Following complaints to AHPRA, two doctors have been referred to tribunals for alleged professional misconduct, and one dentist had conditions imposed on their registration, and one doctor received a formal caution. Further regulation and monitoring of predatory behaviour on the part of practitioners and third-party intermediaries is welcome, but more needs to be done to make sure women are not left to choose between poverty at retirement and addressing their healthcare needs now.
While the superannuation system was established as a financial safety net for retirement, it should not operate as a safety net for gaps in our public health system. In the last year, more than $816 million of superannuation assets were accessed prior to retirement to pay for dental care alone.
Women are already penalised across their working lives through lower wages, unpaid caring labour, insecure work, and interrupted careers. Encouraging or normalising early access to superannuation to cover health costs compounds that inequality, quietly shifting responsibility for underfunded public systems onto individuals least able to absorb the loss. The result is a transfer of risk from government to women, with lifelong consequences.

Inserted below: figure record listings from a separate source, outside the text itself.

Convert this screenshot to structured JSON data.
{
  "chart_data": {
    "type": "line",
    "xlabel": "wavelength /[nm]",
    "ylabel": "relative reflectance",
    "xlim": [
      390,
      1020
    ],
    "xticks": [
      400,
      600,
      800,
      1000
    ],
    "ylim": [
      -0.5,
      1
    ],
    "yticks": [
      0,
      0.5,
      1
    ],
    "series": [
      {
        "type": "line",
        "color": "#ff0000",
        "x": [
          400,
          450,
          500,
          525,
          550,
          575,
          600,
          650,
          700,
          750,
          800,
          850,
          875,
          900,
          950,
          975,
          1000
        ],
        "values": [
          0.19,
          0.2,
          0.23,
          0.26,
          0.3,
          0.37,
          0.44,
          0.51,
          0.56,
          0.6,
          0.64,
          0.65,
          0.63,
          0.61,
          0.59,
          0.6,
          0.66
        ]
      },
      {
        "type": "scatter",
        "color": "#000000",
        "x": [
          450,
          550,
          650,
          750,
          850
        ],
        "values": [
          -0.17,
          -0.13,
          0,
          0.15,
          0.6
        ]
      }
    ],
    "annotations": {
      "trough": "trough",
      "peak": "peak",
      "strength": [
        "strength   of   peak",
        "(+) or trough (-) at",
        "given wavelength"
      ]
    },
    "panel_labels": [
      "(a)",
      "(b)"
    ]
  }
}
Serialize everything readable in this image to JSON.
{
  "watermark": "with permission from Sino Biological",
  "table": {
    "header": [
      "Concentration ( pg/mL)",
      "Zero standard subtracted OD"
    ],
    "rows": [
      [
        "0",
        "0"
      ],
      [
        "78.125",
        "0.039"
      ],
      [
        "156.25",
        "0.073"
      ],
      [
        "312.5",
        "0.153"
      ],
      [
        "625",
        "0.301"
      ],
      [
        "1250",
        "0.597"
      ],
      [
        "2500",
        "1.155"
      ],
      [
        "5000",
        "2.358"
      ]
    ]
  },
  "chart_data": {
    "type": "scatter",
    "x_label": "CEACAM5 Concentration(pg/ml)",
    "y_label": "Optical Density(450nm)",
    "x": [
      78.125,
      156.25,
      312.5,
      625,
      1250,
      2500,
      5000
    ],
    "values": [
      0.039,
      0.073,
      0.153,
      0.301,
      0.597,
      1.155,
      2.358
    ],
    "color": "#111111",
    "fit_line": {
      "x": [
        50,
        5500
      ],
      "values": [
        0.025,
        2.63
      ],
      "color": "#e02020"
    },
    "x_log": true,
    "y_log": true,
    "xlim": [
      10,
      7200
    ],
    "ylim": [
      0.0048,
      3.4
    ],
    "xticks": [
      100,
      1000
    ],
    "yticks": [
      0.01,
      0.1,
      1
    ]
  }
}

This is not a problem that can be fixed solely through tighter regulation of advertising or better enforcement of professional standards — although both are necessary. It requires governments to address the root cause: the ongoing exclusion of critical health services, including dental, from universal public provision. Until that happens, superannuation will continue to be used as a pressure valve for a health system that does not meet people’s needs, and women will continue to pay the price.
Dr Gemma Killen is the Executive Director of the Working with Women Alliance. The Working with Women Alliance is funded by the Commonwealth Office for Women to provide evidence based, intersectional advice and civil society expertise on gender equality and women’s safety.